By Emma Silverthorn @HouseOf_Gazelle
Funeral-speech writer Paul (Stephane Guillon) in Vincent Lannoo’s dark comedy Paper Souls (Les Ames De Papier) brings to mind Olivia in Shakespeare’s Twelfth Night. Like Olivia Paul is consumed by grief and as such has chosen to cloister himself away, shutting himself off from any sort of romantic interest. Since the death of his wife five years prior Paul’s socialisation it seems has been limited to his next door neighbour and best friend the cantankerous archivist Viktor (Pierre Richard) and to the recently bereaved, for whom he writes. Having given up on fiction since his loss the author now only writes eulogies.

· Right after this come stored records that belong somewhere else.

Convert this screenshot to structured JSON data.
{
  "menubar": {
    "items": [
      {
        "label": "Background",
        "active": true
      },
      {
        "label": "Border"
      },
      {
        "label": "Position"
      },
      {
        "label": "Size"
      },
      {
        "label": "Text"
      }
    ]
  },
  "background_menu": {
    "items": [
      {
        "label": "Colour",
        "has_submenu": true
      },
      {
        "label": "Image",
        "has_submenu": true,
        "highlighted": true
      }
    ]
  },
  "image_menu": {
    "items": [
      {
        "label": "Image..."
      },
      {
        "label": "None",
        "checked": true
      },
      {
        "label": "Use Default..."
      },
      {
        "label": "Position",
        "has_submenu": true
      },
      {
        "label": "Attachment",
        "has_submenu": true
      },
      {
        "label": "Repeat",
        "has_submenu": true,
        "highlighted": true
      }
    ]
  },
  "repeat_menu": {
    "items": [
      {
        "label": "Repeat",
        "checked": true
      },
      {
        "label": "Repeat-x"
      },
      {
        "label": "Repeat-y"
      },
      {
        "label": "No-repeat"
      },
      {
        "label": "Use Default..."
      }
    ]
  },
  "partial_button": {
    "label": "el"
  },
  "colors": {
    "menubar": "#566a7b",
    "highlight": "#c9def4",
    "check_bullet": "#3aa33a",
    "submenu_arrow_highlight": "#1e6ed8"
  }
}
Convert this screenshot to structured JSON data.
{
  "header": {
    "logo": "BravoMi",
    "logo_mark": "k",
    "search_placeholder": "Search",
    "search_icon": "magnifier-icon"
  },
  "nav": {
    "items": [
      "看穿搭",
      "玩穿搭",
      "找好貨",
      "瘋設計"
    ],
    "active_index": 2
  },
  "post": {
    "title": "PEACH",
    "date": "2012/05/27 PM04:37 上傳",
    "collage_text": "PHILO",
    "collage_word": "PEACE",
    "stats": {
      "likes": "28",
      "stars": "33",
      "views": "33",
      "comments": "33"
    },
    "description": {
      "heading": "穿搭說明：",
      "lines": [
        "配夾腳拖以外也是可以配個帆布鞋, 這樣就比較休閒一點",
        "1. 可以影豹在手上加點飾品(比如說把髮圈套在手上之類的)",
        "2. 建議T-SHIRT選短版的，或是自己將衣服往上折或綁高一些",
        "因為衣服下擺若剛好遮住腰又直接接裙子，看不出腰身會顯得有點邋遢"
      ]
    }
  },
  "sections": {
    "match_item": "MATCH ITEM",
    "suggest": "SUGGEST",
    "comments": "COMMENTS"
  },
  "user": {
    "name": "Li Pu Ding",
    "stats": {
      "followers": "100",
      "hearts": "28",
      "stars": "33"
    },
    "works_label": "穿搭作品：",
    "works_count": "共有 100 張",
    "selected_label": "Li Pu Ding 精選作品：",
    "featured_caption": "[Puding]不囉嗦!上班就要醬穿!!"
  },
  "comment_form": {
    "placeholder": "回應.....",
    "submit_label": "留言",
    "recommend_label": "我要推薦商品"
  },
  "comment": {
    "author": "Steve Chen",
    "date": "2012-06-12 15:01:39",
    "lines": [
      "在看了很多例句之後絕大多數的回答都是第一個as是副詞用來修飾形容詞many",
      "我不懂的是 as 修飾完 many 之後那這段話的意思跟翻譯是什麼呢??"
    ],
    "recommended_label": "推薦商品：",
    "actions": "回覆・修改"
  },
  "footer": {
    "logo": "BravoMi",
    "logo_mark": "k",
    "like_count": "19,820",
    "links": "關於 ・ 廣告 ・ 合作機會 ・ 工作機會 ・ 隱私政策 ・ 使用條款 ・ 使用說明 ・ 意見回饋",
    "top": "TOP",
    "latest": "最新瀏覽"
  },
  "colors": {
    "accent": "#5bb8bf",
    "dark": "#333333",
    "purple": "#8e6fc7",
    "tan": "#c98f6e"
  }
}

Which he writes using information gained during interviews with the commissioning loved ones, whereby he learns of the deceased’s characters and various idiosyncrasies, “what was really foxy about her was that she had very small feet,” explains one mourner. Paul’s only wish it seems is that he is allowed to quietly wallow in grief, “soaking up the emotion” of these fresh grievers.
And indeed he seems set to remain Olivia-like, despite Viktor’s best efforts to get him dating, until Emma (Julie Gayet), two years widowed, turns up at his door requesting that he write the tale of her husband for the birthday party of her maladjusted eight year old son Adam (Jules Rotenberg). Paul as he says does “funerals not birthdays” but of course beautiful Emma persuades him. The romantic trajectory here is obvious yet the way in which the film plays it out is anything but. Mid-way through comes a magical-realist twist, involving a wish-giving toy monkey and the walking dead. Lanoo and writer Francois Uzan however manage to balance the strange unreality of their plot with poignant, realistic performances and a thankful lack of special effects. And the film never becomes overly maudlin, as it could considering its themes of grief and romance and considering it’s setting; Christmas time in Paris!
The interactions between macabre Paul and grouchy, meddling Viktor are especially pleasurable to watch. The men fight in the supermarket over the state of sub-standard produce, get rip-roaring drunk together and (middle-aged) drunk-dial Emma. Jules Rotenberg is also very good as son Adam, not overly cutesy as some child-actors are.
A charming, funny take on loss, remembrance and love. Enjoy with a large glass of vin rouge!
Paper souls is on general release from Friday January 16th.